Forever Manchester – the city’s community foundation – has given small grants to the Miners Community Arts Centre and is about to start an ABCD programme in Moston and nearby Harpurhey.

An American import, ABCD is a back to basics approach that uses the assets of a place – its people, its institutions, its infrastructure and heritage – as the building blocks for community development. So-called ‘community builders’ are trained to map the assets of the people and the area and connect local people together through a series of conversations and collaborations. The focus is on unearthing the resources already available in the community; only small amounts of funding are given through a grants programme called Cash for Graft.

To chief executive of Forever Manchester Nick Massey ABCD marks a sharp change in approach from the old regeneration model, which often saw large amounts of funds pour into an area through intermediaries to little effect.

‘We’ve had two decades of infrastructure and capital investment going into poor areas of Manchester without asking the people there what they wanted,’ he says. ‘These area were pre-labelled as “difficult” and “deprived”.’

‘ABCD has helped us transform into a

community foundation for the 21st century’

ABCD in contrast starts with the people living there and focuses on what the community has rather than what it doesn’t. ‘It’s basic honest work’, says Nick. ‘We are catalysts. We connect people and get them to recognise their own talents.’

Manchester was one of the first places in the UK to start using ABCD and Massey outlined the technique in a New Start article in 2013, describing it as a challenge to the ‘fund it, fix it’ model.

Forever Manchester began using the model in 2012 after austerity and the recession of 2008 made the traditional foundation model no longer viable. The foundation changed its name to Forever Manchester and moved its emphasis from grant giving to community building, helping local areas shape their own destiny rather than chase dwindling funds.

‘We did some good grantmaking but we were being led by the nose and had to work with defined sets of people and programmes’, Massey says. ‘We played it safe as many foundations do.’

He says that ABCD has helped Forever Manchester transform itself into a ‘community foundation for the 21st century’.

It now gives out less money but funds a greater number of organiations and the results so far are encouraging.

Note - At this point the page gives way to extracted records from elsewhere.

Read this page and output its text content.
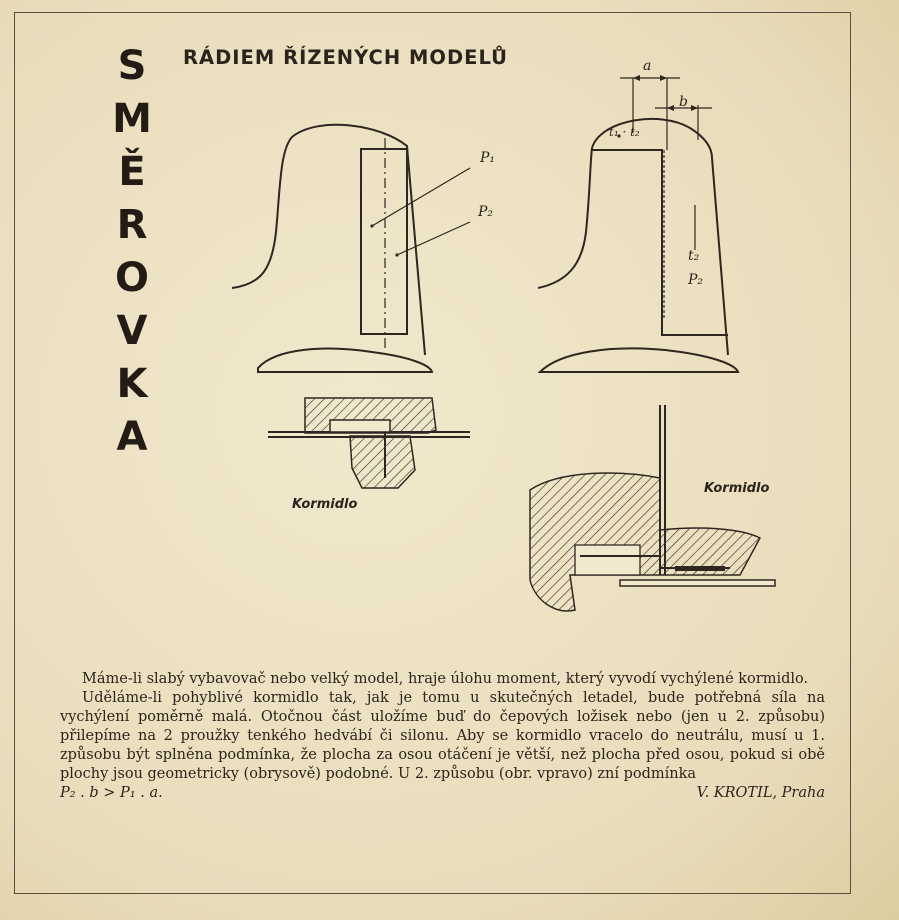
S
M
Ě
R
O
V
K
A
RÁDIEM ŘÍZENÝCH MODELŮ
P₁
P₂
a
b
t₁ · t₂
t₂
P₂
Kormidlo
Kormidlo

Máme-li slabý vybavovač nebo velký model, hraje úlohu moment, který vyvodí vychýlené kormidlo.

Uděláme-li pohyblivé kormidlo tak, jak je tomu u skutečných letadel, bude potřebná síla na vychýlení poměrně malá. Otočnou část uložíme buď do čepových ložisek nebo (jen u 2. způsobu) přilepíme na 2 proužky tenkého hedvábí či silonu. Aby se kormidlo vracelo do neutrálu, musí u 1. způsobu být splněna podmínka, že plocha za osou otáčení je větší, než plocha před osou, pokud si obě plochy jsou geometricky (obrysově) podobné. U 2. způsobu (obr. vpravo) zní podmínka

P₂ . b > P₁ . a.	V. KROTIL, Praha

Its first experiments in Oldham and Trafford led to dramatic increases in community activity with fifty community-led projects emerging in the first 18 months. One of the first residents to be engaged Lyndsey Ashworth is now a community builder herself at Forever Manchester and, in this New Start article, described how her life had been transformed by the programme. An evaluation report by CLES in 2014 found that every £1 spent by the foundation converts to over £5 in value and potential.

Some that argue that ABCD is too positive a programme, taking the emphasis on assets too far while not taking needs and entrenched inequalities seriously enough. As neighbourhood and communities blogger Kevin Harris says it risks being the ‘application of gloss’.

But community building co-ordinator at Forever Manchester Helen Smith says that focusing on assets does not mean they are naïve to need.

‘It’s the glass half full approach’, she says. ‘You can’t do something with air but you can do something with water. We know what the needs are in a place but we don’t want to start there.’

Back in Moston, community builders Helen and Lisa are on the high street having conversations with local traders and residents. They find a local man growing food on some waste ground to supply a local takeaway and discover a local traders group.

Their work is old-fashioned talking and knocking on doors, building up to a community plan, which it will create with the community for the next three years.

As funding for regeneration becomes ever constricted, ABCD goes beyond the money model to unearth more powerful resources within communities, and in doing so levels the balance of power.

As Massey says: ‘The nurturing of communities is our cause and something to be passionate about. There’s no “us and them”. Just us.’